Cardim, António Francisco, 1596-1659
Fasciculus e Iapponicis floribus, suo adhuc madentibus sanguine, compositus a P. Antonio Francisco Cardim è Societate Iesv, prouinciæ Iapponiæ ad Urbem procuratore.
/ Catalogus regularium, et secularium, qui in Iapponiæ regnis … ab ethnics in odium Christianæ Fidei … violenta morte sublati sunt. / Mors felicissima quatuor legatorum Lusitanorum et sociorum quos Japponiae imperator occidit in odium Christianae religionis. Romae : typis heredum Corbelletti, 1646. Three parts in one volume, quarto; contemporary vellum; pp [viii], 252; 79; 40; some misnumbering; the first work with 89 copperplate engravings by Pierre Miotte (2 folding, including the detailed map of Japan, 280 x 400 mm, bound in after the title, and one bound in at the rear of the volume); title with Jesuit device; engraved head- and tail-pieces; dedicated to Pope Innocent X; plate 65 with a small hole; leaf Ff with a natural paper flaw; a little worming in the gutter; first editions of the first two works, and the first Latin edition of the third; the three works were usually bound together.

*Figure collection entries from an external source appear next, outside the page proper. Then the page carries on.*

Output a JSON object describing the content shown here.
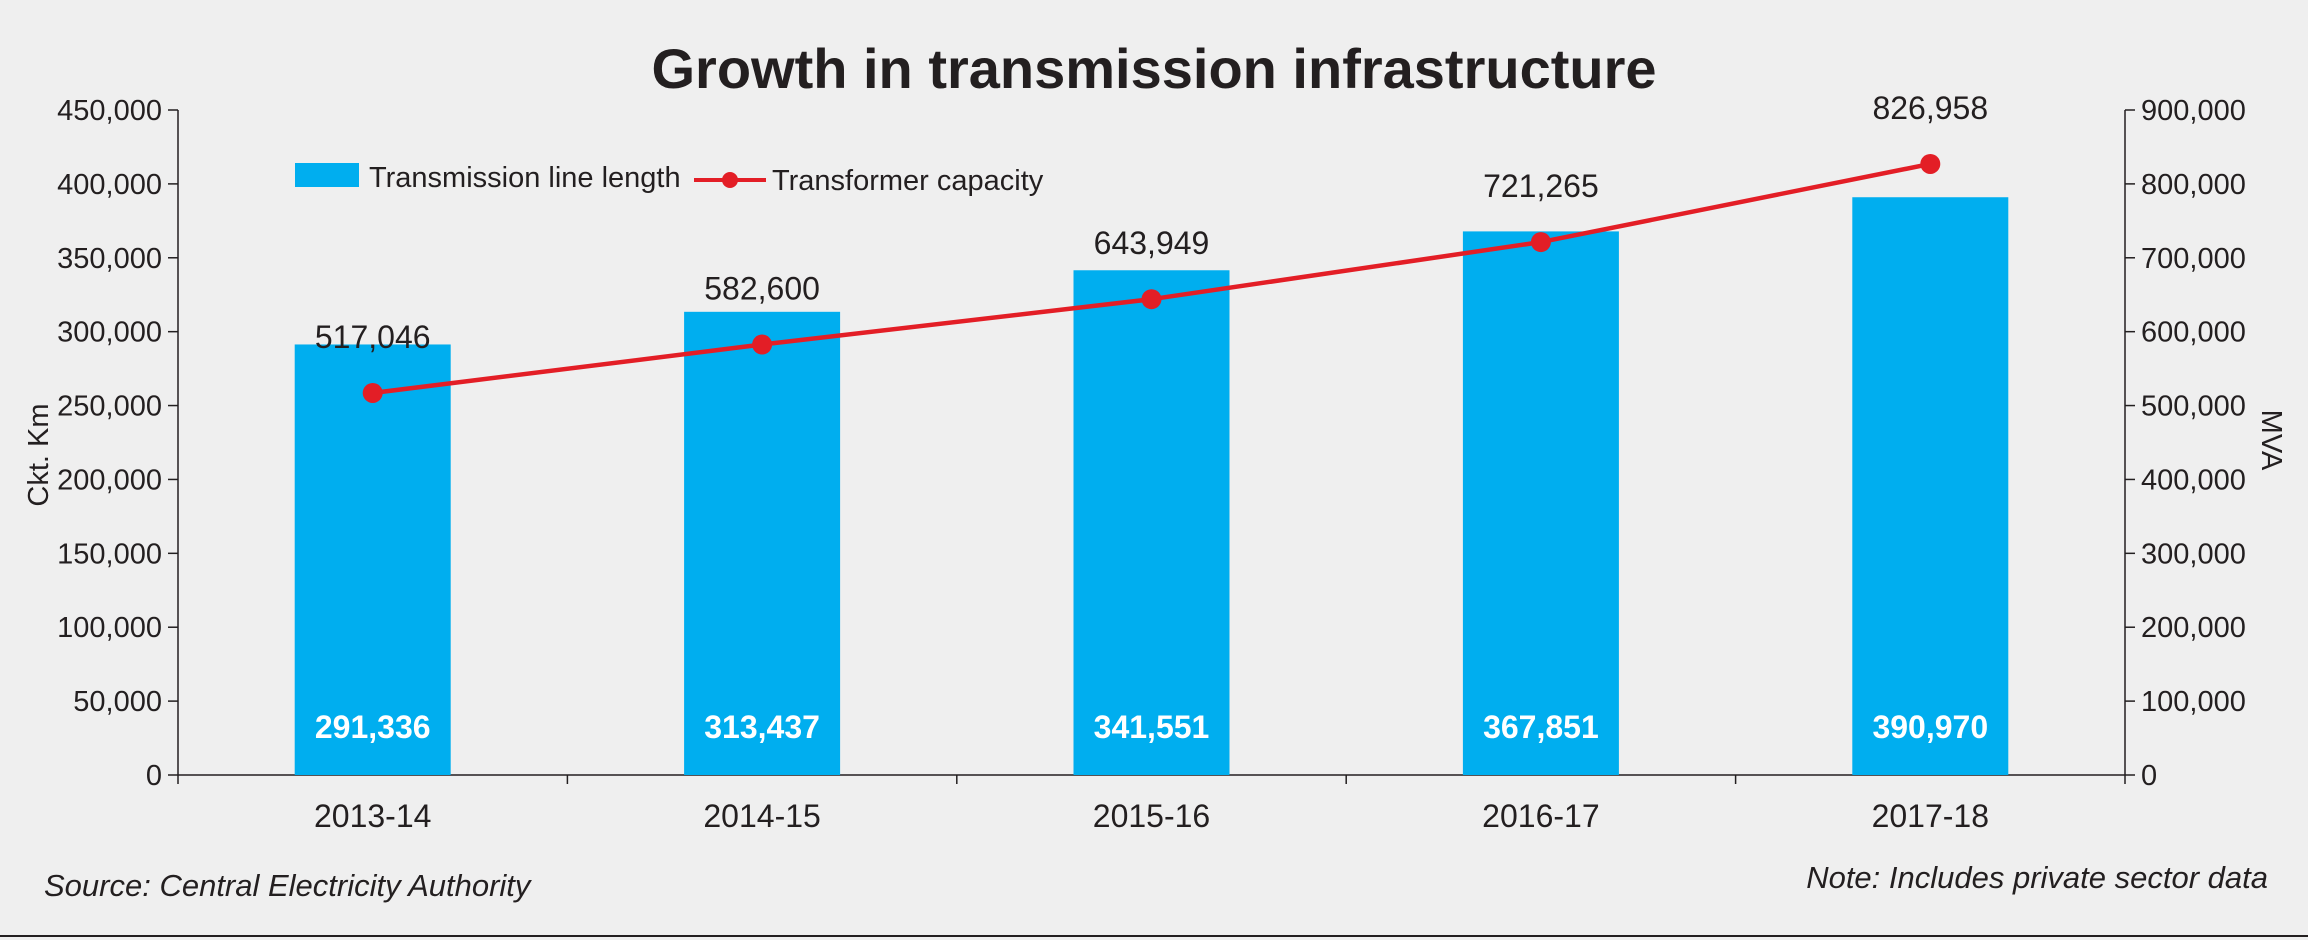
{
  "chart_data": {
    "type": "bar",
    "title": "Growth in transmission infrastructure",
    "categories": [
      "2013-14",
      "2014-15",
      "2015-16",
      "2016-17",
      "2017-18"
    ],
    "series": [
      {
        "name": "Transmission line length",
        "type": "bar",
        "axis": "left",
        "values": [
          291336,
          313437,
          341551,
          367851,
          390970
        ],
        "labels": [
          "291,336",
          "313,437",
          "341,551",
          "367,851",
          "390,970"
        ]
      },
      {
        "name": "Transformer capacity",
        "type": "line",
        "axis": "right",
        "values": [
          517046,
          582600,
          643949,
          721265,
          826958
        ],
        "labels": [
          "517,046",
          "582,600",
          "643,949",
          "721,265",
          "826,958"
        ]
      }
    ],
    "ylabel": "Ckt. Km",
    "y2label": "MVA",
    "xlabel": "",
    "ylim": [
      0,
      450000
    ],
    "y2lim": [
      0,
      900000
    ],
    "yticks": [
      0,
      50000,
      100000,
      150000,
      200000,
      250000,
      300000,
      350000,
      400000,
      450000
    ],
    "yticklabels": [
      "0",
      "50,000",
      "100,000",
      "150,000",
      "200,000",
      "250,000",
      "300,000",
      "350,000",
      "400,000",
      "450,000"
    ],
    "y2ticks": [
      0,
      100000,
      200000,
      300000,
      400000,
      500000,
      600000,
      700000,
      800000,
      900000
    ],
    "y2ticklabels": [
      "0",
      "100,000",
      "200,000",
      "300,000",
      "400,000",
      "500,000",
      "600,000",
      "700,000",
      "800,000",
      "900,000"
    ],
    "legend": "top-left",
    "grid": false,
    "colors": {
      "bar": "#00aeef",
      "line": "#e31e26",
      "axis": "#231f20",
      "background": "#efefef"
    }
  },
  "footer": {
    "source": "Source: Central Electricity Authority",
    "note": "Note: Includes private sector data"
  }
}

António Francisco Cardim (Viana do Alentejo, 1596 – Macau, 1659) was a Portuguese Jesuit priest, missionary and historian who wrote several important texts on the history and activities of the Society of Jesus in China, Japan and other places in the Far East. The most significant of Cardim’s works is the Fasciculus e Iapponicis floribus. It includes accounts of more than fifty of the Christians martyred in Japan between 1597 and 1640. Not only is it well illustrated – there are eighty-eight engravings of martyrdoms – but it also contains a detailed folding map of Japan adapted from that of Bernardino Ginnaro published in 1641. The map is the first European map to indicate Japan’s 66 provinces, and it also shows all of the locations relevant to Jesuit activities. The second work, the Catalogus, is a chronological register of Christian martyrs in Japan between 1557 and 1640; and the third work, Mors felicissima, is Cardim’s account, originally published in Lisbon in 1643, of the execution of the four Portuguese emissaries at Nagasaki in 1640.
Cordier, Japonica, 361; de Backer-Sommervogel, II, 740; Streit, V, pp. 560-61; Azevedo, 590: “Muito rara.”
An important, extensively illustrated work that is rarely offered for sale.